Based on the incident, as well as the threat to stop livestreaming in the future, under penalty of arrest, Sharpe sued the officers and the Town of Winterville under Section 1983 for violation of the First Amendment. The district court dismissed the claims against the individual officers on qualified immunity grounds, holding that it was not clearly established in October of 2018 that a passenger in a stopped vehicle had a constitutional right to record and live broadcast the interaction. Additionally, the Court held that live-streaming by a vehicle passenger poses a “unique” threat to officer safety that mere recording does not and is therefore not clearly protected under the First Amendment. 

Eleven months later, the district court dismissed the claim against the Town of Winterville on the grounds that Mr. Sharpe had no constitutional right to live broadcast at all, and that even if he did, the town’s policy of arresting traffic stop passengers for live-streaming passes constitutional review under intermediate scrutiny. The district court held that “[r]ecording a traffic stop for publication after the traffic stop versus livestreaming an ongoing traffic stop from inside the stopped car during the traffic stop are significantly different.”

“[L]ivestreaming the interaction from inside the stopped car during the traffic stop … allows … those watching, to know the location of the interaction, to comment on and discuss in real-time the interaction, and to provide the perspective from inside the stopped car,” JA81. “The perspective from inside the stopped car, for example, would allow a viewer to see weapons from inside the stopped car that an officer might not be able to see and thereby embolden a coordinated attack on the police.” Thus the Court concluded that Mr. Sharpe had no First Amendment right to live-stream. 
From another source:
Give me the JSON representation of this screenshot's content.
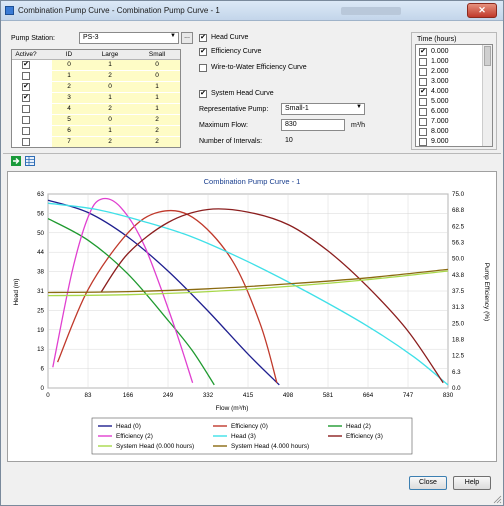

Mr. Sharpe appealed to the Fourth Circuit. It drew significant attention from civil liberties and press advocates. Seven amicus briefs were filed in support of his claims.  Here’s Sharpe’s opening brief:

Oral arguments were held last month, which involved a heated discussion between one of the federal judges on the panel and the lawyer representing Mr. Sharpe. During the oral arguments, the federal judge seemed highly concerned about the rights of police officers, as opposed to the rights of an innocent citizen being detained as a passenger in a traffic stop. Listen for yourself

Here’s the full raw footage, which was linked in the court record (Facebook video link).

The Fourth Amendment grants no rights to officers. “The right of the PEOPLE to be secure in their persons, houses, papers, and effects, against unreasonable searches and seizures, shall not be violated …” Its purpose is to guarantee individual rights against the power of the government. 

This flies in the face of actual Fourth Amendment law. They are using amorphous and general concerns over “officer safety” that are not particular to the individual they are seeking to restrict. In other words, the officers here, and those advocating for them to do so, want the officers to have the power to stop livestreaming, based only on obscure general concerns over officer safety. Theoretically, if some bad guy was watching the livestream he could find the location while the stop is in progress and theoretically harm the officers or cause some other safety issue. 

They’re not saying that this particular individual should not livestream under these circumstances, because that person is a particular safety threat and those facts can be demonstrated in court or to a judge. They’re using blanket reasons.  Again, that flies in the face of existing Fourth Amendment law, which requires particularity to the individual for things like frisks and searches. Blanket reasons never go well with constitutional law. Usually we’re told that law enforcement actions were justified based on the “totality of the circumstances.” Well now, because they hate video footage, we no longer look at the totality of the circumstances, but rather, at the vague concept that police officers are afraid of absolutely everything and everyone. 

The fact is, freedom is scary. They need to deal with it, or get another job. We cannot and must not appease that fear.